Arthur Levine, former President of Columbia University's Teachers College, has issued a no-holds barred critique of doctoral-level research in the nation's colleges of education. The report is pretty long and technical, but the punch line is significant for both parents and policymakers.
The short story is that our colleges of education are giving Ph.D.s to researchers who aren't qualified to hold a Ph.D. These people, in turn, are providing the research on which public school policy decisions and teacher training is based.
Levine surveyed deans, faculty, education school alumni, K-12 school principals, and reviewed 1,300 doctoral dissertations and finds the research seriously lacking. He ultimately recommends that policymakers close many doctoral programs at education colleges and instead suggests a two-year M.B.A. type of degree for would-be school administrators.
Just how bad is the quality of doctoral-level research in colleges of education? Levine's review doesn't pull any punches:
In general, the research questions were unworthy of a doctoral dissertation, literature reviews were dated and cursory, study designs were seriously flawed, samples were small and particularistic, confounding variables were not taken into account, perceptions were commonly used as proxies for reality, statistical analyses were performed frequently on meaningless data, and conclusions and recommendations were often superficial and without merit...

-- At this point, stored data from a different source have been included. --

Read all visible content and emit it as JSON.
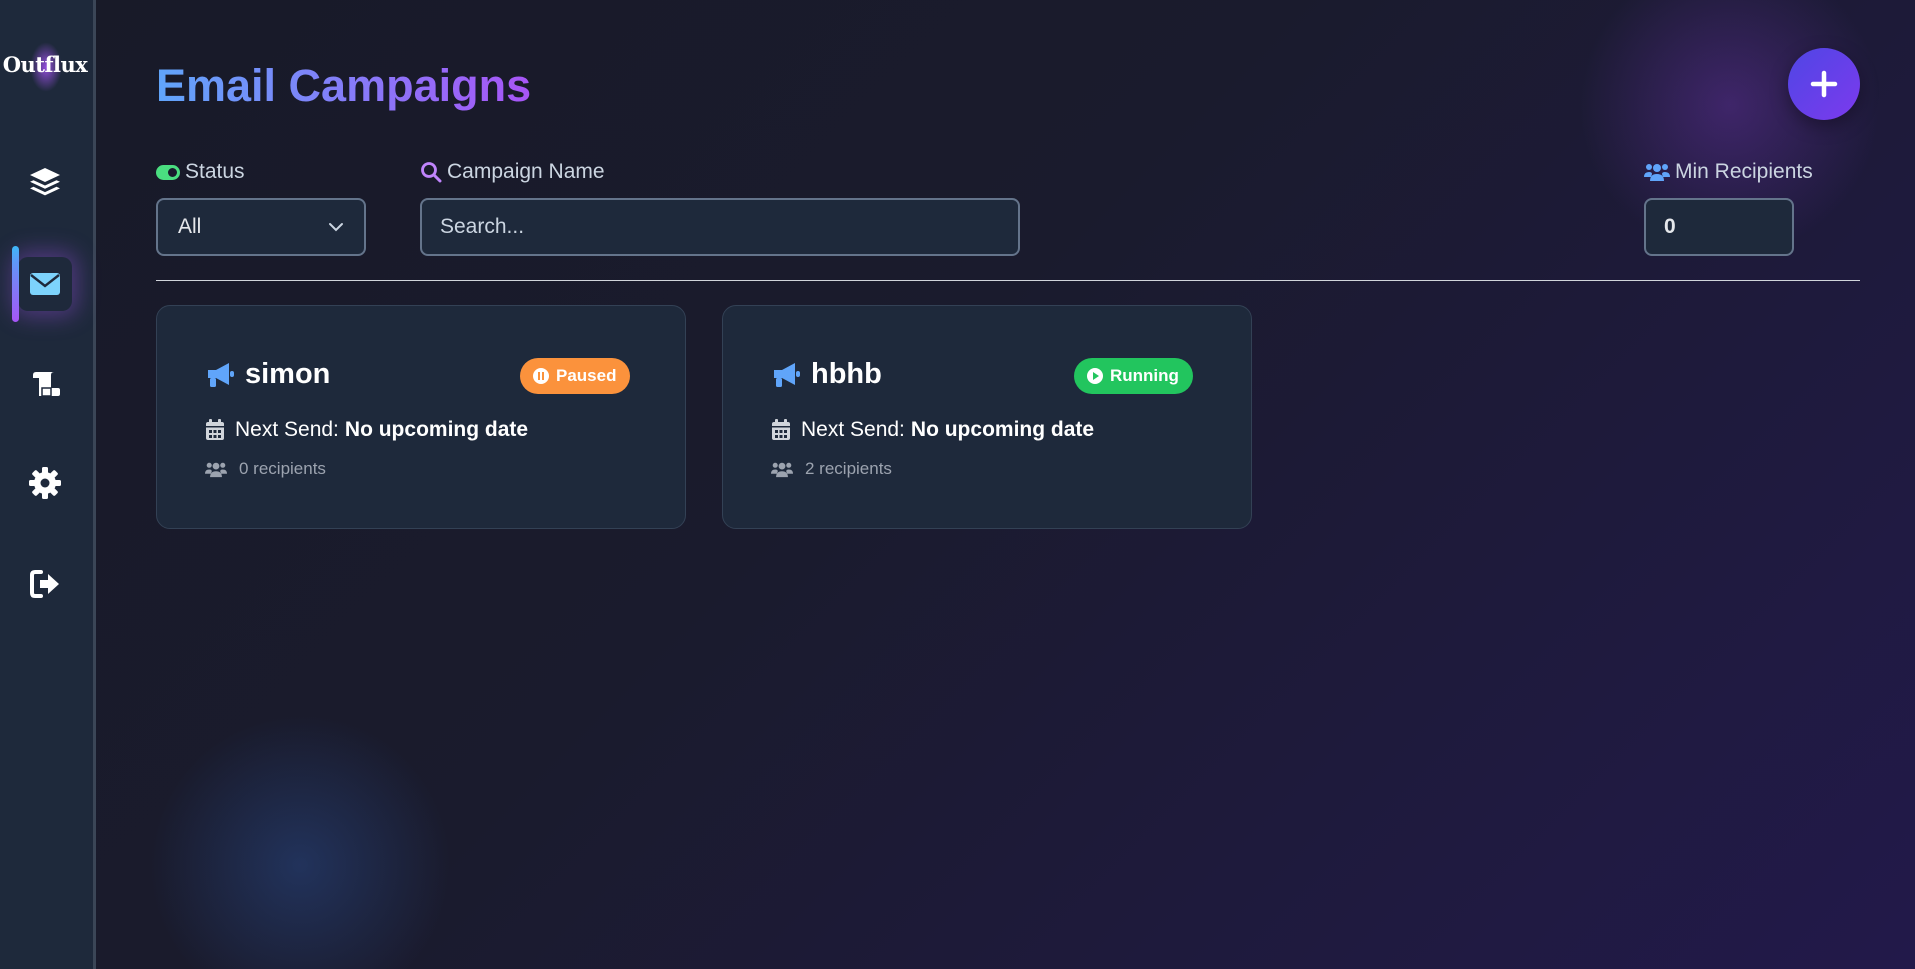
{
  "app": {
    "logo_text": "Outflux"
  },
  "sidebar": {
    "items": [
      {
        "name": "dashboard",
        "icon": "layers-icon",
        "active": false
      },
      {
        "name": "campaigns",
        "icon": "envelope-icon",
        "active": true
      },
      {
        "name": "templates",
        "icon": "scroll-icon",
        "active": false
      },
      {
        "name": "settings",
        "icon": "gear-icon",
        "active": false
      },
      {
        "name": "logout",
        "icon": "sign-out-icon",
        "active": false
      }
    ]
  },
  "header": {
    "title": "Email Campaigns",
    "add_icon": "plus-icon"
  },
  "filters": {
    "status": {
      "label": "Status",
      "icon": "toggle-icon",
      "selected": "All"
    },
    "campaign_name": {
      "label": "Campaign Name",
      "icon": "search-icon",
      "value": "",
      "placeholder": "Search..."
    },
    "min_recipients": {
      "label": "Min Recipients",
      "icon": "users-icon",
      "value": "0"
    }
  },
  "campaigns": [
    {
      "name": "simon",
      "status": "Paused",
      "status_color": "#fb923c",
      "next_send_label": "Next Send:",
      "next_send_value": "No upcoming date",
      "recipients": "0 recipients"
    },
    {
      "name": "hbhb",
      "status": "Running",
      "status_color": "#22c55e",
      "next_send_label": "Next Send:",
      "next_send_value": "No upcoming date",
      "recipients": "2 recipients"
    }
  ],
  "colors": {
    "accent_blue": "#60a5fa",
    "accent_purple": "#a855f7",
    "card_bg": "#1e293b"
  }
}
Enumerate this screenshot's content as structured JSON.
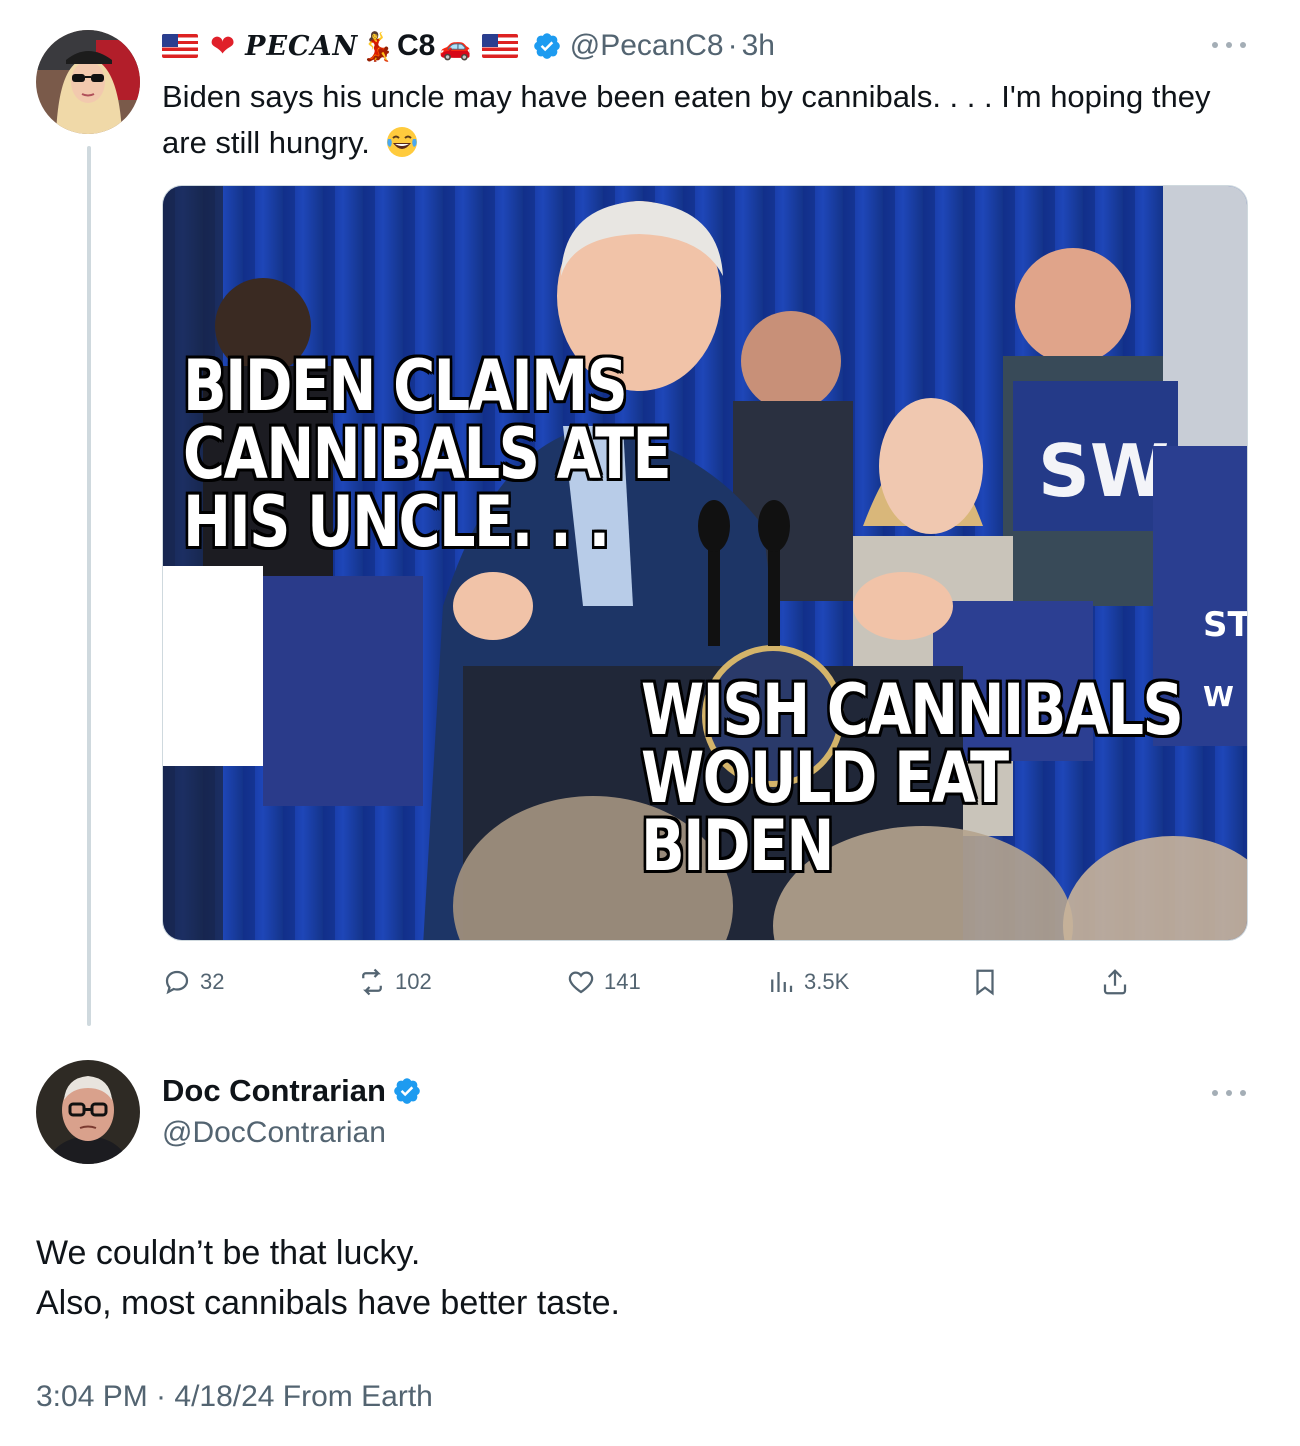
{
  "tweet1": {
    "display_name_prefix": "PECAN",
    "display_name_suffix": "C8",
    "handle": "@PecanC8",
    "separator": "·",
    "time": "3h",
    "text": "Biden says his uncle may have been eaten by cannibals. . . . I'm hoping they are still hungry.",
    "emoji": "face-with-tears-of-joy",
    "image": {
      "caption_top": "Biden claims cannibals ate his uncle. . .",
      "caption_bottom": "Wish cannibals would eat Biden"
    },
    "actions": {
      "replies": "32",
      "reposts": "102",
      "likes": "141",
      "views": "3.5K"
    }
  },
  "tweet2": {
    "display_name": "Doc Contrarian",
    "handle": "@DocContrarian",
    "text_line1": "We couldn’t be that lucky.",
    "text_line2": "Also, most cannibals have better taste.",
    "timestamp": "3:04 PM · 4/18/24 From Earth"
  },
  "colors": {
    "verified": "#1d9bf0",
    "secondary_text": "#536471",
    "thread_line": "#cfd9de"
  },
  "icons": [
    "reply-icon",
    "repost-icon",
    "like-icon",
    "views-icon",
    "bookmark-icon",
    "share-icon",
    "more-icon",
    "verified-badge-icon"
  ]
}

Frederick Hess, education policy director at the American Enterprise Institute, reported on papers presented by college of education faculty from around the country at their most recent national scholarly convention. Hess had more than a little fun with paper titles such as Identity, Positioning, Knowledge, and Rhetoric in the Pedagogical Practices of Elderly African-American Bridge Players and The Educational Lives of Alaska Native Alumni of the University of Alaska-Anchorage.
There were even papers on outer space, such as Education Policy, Space, and the Colonial Present. Beam me up, Scotty.
This might all go for a good laugh, if it weren't for the fact that these are your tax dollars at work, and that college of education faculty have the rather serious task of training future teachers.
In his report, Levine writes, Most universities, after a barrage of reports over the past two decades on the need to strengthen teacher education, did little or nothing. Levine notes that many universities use colleges of education as a cash cow -- enrolling far more students than they should by lowering admissions requirements for the program, while simultaneously cutting education college expenses.
I recently reviewed the course requirements at Arizona State University for teacher certification. ASU's elementary education program requires as many hours in fine arts as it requires in reading instruction. This in a state where 44 percent of fourth graders are functionally illiterate.
In 1998, Massachusetts required an academic skills exam for prospective teachers near the completion of their college careers. Fifty-nine percent failed the test. The state Board of Education chairman rated the exam at about the eighth grade level. Newspapers reported misspellings worthy of 9-year-olds, an inability to describe nouns and verbs, and the inability to define words such as imminent.
Clearly, a complete rethinking of teacher training and certification is overdue.
But the need for reform goes far beyond simply revamping college of education courses and admissions standards and opening up new routes to teacher certification. Policymakers must make the teaching profession itself more attractive to academically talented students, vast swathes of whom avoid the profession completely.
There was a time when schools benefited from gender discrimination, but those days are over. Bright and capable women today rightly have their pick of career opportunities, and are unlikely to enter a profession completely divorced from any recognition of merit. Teachers typically receive compensation based upon a union negotiated pay scale that recognizes length of service, not effectiveness.
Education schools are cash cows for universities, and the public education system is a cash cow for unions. The beneficiaries of the status quo have thrown children and taxpayers under the hooves of a stampede.
If we want our children to have access to the education they need, improved teacher training, new routes to teacher certification, and a compensation system that rewards merit must be pieces of the puzzle.
Dr. Matthew Ladner is vice president of research for the Goldwater Institute and an expert on educational reform and school choice. Dr. Ladner holds a Ph.D. from the University of Houston.